Les coûts du décrochage scolaire

Selon une recherche du Conference Board du Canada, on a établi une dette de quatre (4) milliards de dollars rattachée aux élèves n’ayant pas achevé leurs études secondaires en 1989. Quatre milliards, c’est beaucoup… pour une seule année.

Plus concrètement, le Conference Board du Canada expose les coûts sociaux reliés au taux élevé de décrochage scolaire :

  • Le décrocheur subit une perte de revenus durant TOUTE SA VIE ACTIVE et du manque à gagner fiscal correspondant.
  • De ce fait, une hausse des frais de gestion d’assurance-chômage et de bien-être social se fait sentir, une intensification des pressions exercées sur les services de santé est remarquée, il y a baisse efficiente des marchés et il y a hausse des coûts de prévention et de répression du crime.
  • En d’autres mots, il s’ajoute, à la facture des gouvernements, des dépenses supplémentaires que devra assumer la société pour faire face aux problèmes sociaux provoqués par les décrocheurs.

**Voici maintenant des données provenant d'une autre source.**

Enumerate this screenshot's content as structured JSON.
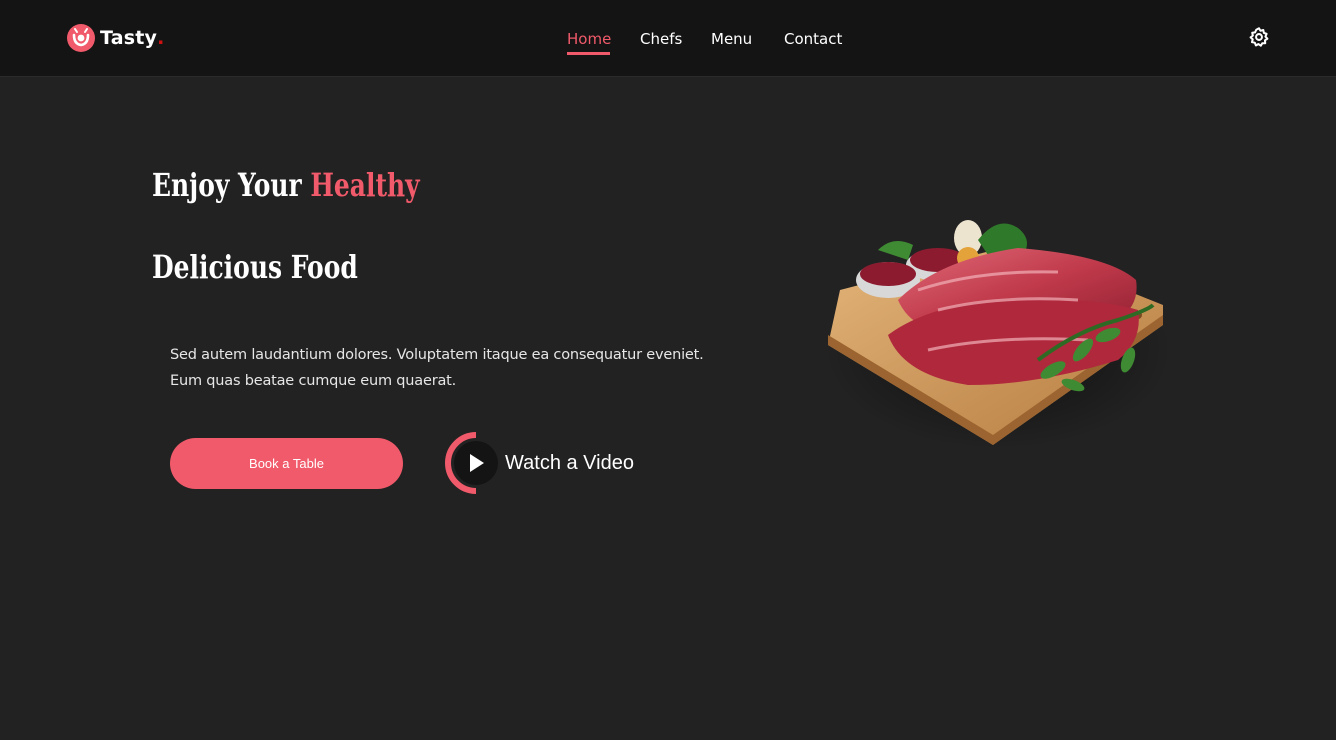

Pour les entreprises, les décrocheurs deviennent donc moins productifs, car ils ont acquis moins de compétences. Leur contribution sociale, sur le plan de la capacité productive et du rendement économique, est moins élevée qu’elle aurait pu l’être.

En n’établissant pas des critères d’embauche élevés, on favorise le décrochage scolaire parce qu’on n’utilise pas les capacités humaines à leur maximum, ce qui fait que la main-d’œuvre qualifiée peut devenir de plus en plus rare et que les profits réels de la productivité d’une entreprise sont minimes.

Il devient alors important d’établir un partenariat école-entreprise plus fort et plus durable pour assurer une bonne communication des besoins réels en entreprise et une meilleure transition entre la vie d’étudiant et celle d’employé pour moins de difficulté d’intégration sur le marché du travail.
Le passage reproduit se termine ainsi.